Estamos tan obsesionados en enseñar conocimientos, en transmitirlos, en que los niños sepan de ciencia, matemáticas, lengua, historia, segundas lenguas, educación física… (y por si fuera poco, que tengan unas estupendas notas) que nos olvidamos de lo verdaderamente importante y dejamos a un lado la enseñanza y manejo de sus emociones.
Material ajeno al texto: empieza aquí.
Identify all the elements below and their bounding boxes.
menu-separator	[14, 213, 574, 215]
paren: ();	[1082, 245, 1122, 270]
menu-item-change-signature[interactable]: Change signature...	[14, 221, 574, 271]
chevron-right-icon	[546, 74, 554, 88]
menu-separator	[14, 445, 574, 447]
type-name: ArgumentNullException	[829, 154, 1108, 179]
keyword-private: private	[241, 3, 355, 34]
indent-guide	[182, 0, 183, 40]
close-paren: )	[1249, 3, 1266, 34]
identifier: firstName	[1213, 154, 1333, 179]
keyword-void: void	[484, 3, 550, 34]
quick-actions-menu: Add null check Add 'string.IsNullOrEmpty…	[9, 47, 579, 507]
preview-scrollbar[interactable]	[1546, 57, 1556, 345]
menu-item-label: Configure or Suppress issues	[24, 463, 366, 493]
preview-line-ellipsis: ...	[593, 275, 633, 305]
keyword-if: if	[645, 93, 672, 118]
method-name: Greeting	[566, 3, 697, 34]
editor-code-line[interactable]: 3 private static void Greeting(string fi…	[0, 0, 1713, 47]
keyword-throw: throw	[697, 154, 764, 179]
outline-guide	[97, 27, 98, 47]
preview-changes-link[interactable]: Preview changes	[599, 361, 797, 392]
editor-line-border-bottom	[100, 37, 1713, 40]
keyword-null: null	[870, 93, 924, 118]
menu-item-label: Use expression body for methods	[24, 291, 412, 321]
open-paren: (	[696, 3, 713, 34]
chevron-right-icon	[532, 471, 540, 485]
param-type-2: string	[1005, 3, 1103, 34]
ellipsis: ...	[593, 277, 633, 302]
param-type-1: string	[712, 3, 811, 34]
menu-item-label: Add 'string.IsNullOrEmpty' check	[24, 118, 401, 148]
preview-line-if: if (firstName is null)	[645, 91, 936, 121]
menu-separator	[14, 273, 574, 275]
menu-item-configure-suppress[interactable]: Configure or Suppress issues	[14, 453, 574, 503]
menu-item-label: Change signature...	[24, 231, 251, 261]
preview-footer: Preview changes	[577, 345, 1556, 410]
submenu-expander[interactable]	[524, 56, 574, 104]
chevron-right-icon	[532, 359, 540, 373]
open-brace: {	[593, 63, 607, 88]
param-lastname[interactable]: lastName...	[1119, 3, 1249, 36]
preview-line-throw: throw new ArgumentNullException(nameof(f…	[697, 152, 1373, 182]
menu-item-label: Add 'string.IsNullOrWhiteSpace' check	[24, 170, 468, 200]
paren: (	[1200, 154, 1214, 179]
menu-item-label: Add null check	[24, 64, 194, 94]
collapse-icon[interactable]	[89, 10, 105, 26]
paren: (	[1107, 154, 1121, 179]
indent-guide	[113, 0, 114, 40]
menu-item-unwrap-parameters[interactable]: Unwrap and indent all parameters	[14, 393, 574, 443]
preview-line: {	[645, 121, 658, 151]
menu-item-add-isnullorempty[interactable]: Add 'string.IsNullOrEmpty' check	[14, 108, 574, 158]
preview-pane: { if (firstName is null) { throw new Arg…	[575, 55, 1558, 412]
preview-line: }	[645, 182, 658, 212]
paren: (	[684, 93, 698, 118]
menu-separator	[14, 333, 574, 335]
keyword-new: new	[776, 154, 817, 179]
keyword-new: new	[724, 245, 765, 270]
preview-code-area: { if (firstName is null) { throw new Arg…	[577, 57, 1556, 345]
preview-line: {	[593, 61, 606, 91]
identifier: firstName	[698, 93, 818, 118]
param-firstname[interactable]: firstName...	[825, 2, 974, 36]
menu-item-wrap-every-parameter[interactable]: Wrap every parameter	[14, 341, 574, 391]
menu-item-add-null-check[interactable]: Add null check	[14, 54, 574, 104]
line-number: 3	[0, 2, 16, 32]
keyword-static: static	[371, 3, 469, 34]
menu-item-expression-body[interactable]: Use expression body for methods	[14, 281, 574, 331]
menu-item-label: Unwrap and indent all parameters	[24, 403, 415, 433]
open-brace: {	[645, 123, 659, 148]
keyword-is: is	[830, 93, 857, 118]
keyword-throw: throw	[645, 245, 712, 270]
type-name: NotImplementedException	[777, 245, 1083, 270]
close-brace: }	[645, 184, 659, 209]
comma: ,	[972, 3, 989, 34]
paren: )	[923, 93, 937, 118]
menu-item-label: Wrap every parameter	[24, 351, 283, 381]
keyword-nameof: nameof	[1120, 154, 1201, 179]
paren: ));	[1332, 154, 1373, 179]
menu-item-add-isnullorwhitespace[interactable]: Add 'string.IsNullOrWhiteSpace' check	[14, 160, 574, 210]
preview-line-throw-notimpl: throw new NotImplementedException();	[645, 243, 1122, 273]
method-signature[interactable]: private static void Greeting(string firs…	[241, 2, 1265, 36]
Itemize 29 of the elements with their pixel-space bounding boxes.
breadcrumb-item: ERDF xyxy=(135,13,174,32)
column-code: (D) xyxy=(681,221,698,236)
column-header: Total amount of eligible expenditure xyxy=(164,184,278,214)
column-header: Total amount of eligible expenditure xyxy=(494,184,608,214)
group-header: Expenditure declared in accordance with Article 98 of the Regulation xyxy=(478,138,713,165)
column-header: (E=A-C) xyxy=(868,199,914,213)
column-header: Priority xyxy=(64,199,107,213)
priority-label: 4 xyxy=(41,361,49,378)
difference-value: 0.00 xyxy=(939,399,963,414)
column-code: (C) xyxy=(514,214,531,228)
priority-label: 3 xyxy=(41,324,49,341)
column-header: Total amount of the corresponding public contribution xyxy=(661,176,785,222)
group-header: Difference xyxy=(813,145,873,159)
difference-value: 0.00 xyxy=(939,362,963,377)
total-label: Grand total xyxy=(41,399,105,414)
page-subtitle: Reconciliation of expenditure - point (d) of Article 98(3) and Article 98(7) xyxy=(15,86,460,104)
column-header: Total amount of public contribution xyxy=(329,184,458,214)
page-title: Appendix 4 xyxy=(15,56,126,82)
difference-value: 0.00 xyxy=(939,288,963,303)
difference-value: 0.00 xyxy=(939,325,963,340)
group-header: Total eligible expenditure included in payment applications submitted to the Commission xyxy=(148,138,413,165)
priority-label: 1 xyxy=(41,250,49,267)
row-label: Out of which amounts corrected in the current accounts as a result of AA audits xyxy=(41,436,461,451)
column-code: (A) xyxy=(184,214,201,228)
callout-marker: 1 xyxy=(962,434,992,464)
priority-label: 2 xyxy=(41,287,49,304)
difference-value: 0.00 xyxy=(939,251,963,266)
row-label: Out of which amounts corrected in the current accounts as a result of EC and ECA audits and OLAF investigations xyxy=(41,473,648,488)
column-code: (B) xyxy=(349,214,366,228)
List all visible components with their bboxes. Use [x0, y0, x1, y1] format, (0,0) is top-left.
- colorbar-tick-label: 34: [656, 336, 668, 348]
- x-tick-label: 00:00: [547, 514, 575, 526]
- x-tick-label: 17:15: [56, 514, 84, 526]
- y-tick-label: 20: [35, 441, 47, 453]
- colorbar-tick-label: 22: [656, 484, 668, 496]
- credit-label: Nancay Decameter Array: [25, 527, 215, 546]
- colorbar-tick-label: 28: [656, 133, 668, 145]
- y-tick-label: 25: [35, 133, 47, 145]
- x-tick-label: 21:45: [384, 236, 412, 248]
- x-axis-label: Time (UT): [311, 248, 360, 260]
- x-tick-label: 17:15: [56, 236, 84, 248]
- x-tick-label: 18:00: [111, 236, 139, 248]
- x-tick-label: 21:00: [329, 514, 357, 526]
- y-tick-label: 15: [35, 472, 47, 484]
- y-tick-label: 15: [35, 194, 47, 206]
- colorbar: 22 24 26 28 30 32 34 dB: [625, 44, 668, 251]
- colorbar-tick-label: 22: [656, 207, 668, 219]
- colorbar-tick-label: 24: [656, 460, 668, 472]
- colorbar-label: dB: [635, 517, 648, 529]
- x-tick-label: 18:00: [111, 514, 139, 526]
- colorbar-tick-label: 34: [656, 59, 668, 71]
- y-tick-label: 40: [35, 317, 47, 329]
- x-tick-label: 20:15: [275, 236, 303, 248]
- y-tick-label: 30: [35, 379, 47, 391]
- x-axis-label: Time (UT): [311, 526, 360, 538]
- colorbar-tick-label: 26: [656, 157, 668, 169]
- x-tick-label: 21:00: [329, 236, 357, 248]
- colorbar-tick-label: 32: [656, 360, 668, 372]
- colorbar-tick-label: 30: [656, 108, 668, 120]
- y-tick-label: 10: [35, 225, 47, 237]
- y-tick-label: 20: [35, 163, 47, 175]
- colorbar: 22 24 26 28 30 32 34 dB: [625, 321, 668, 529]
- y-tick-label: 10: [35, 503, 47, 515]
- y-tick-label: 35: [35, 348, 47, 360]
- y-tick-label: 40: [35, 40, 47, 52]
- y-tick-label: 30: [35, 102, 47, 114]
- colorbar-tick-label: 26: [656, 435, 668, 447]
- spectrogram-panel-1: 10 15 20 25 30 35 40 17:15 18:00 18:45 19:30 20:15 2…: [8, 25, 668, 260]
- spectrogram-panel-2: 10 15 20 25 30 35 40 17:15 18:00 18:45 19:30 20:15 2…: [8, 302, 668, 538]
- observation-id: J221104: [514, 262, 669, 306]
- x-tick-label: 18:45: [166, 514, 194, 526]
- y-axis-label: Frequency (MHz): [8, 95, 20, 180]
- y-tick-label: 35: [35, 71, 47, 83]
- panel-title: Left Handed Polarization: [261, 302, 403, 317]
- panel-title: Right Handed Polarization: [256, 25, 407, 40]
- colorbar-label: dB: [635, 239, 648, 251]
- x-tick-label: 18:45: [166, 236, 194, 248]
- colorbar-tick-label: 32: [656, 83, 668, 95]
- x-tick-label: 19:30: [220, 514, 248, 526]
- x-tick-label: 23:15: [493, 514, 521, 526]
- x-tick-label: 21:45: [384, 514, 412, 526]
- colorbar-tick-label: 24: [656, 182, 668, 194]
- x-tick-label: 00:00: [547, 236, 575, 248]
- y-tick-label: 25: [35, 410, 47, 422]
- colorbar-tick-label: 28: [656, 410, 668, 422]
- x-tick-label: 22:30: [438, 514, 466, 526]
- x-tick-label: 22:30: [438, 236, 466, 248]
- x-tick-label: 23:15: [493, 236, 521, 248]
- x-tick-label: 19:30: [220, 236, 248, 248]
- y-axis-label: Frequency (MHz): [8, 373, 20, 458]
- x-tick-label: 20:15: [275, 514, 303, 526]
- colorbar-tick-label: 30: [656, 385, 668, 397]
Día a día, estos niños se encuentran con emociones nuevas, contradictorias (sobretodo en la adolescencia), y no les prestamos atención puesto que, deben estudiar porque están ahí los exámenes finales, estamos ocupados en nuestro trabajo y un largo y largo etcétera. Luego, cuando queramos que los niños nos tomen en consideración o que nos cuenten cosas no debemos rechistar, puesto que no hemos estado a su lado para ayudarles y darles pautas para que APRENDAN y CONTROLEN sus emociones.

“no hay quien sabe más, todos estamos enseñando y aprendiendo a la vez; y juntos, solo juntos, podemos construir una nueva forma de estar con otros, y hacer así del mundo, un lugar donde reine la conciencia.” (Ortiz, 2015)

Por tanto, debemos educar desde una perspectiva de INTELIGENCIA EMOCIONAL para formar a personas completamente capaces de cambiar el mundo.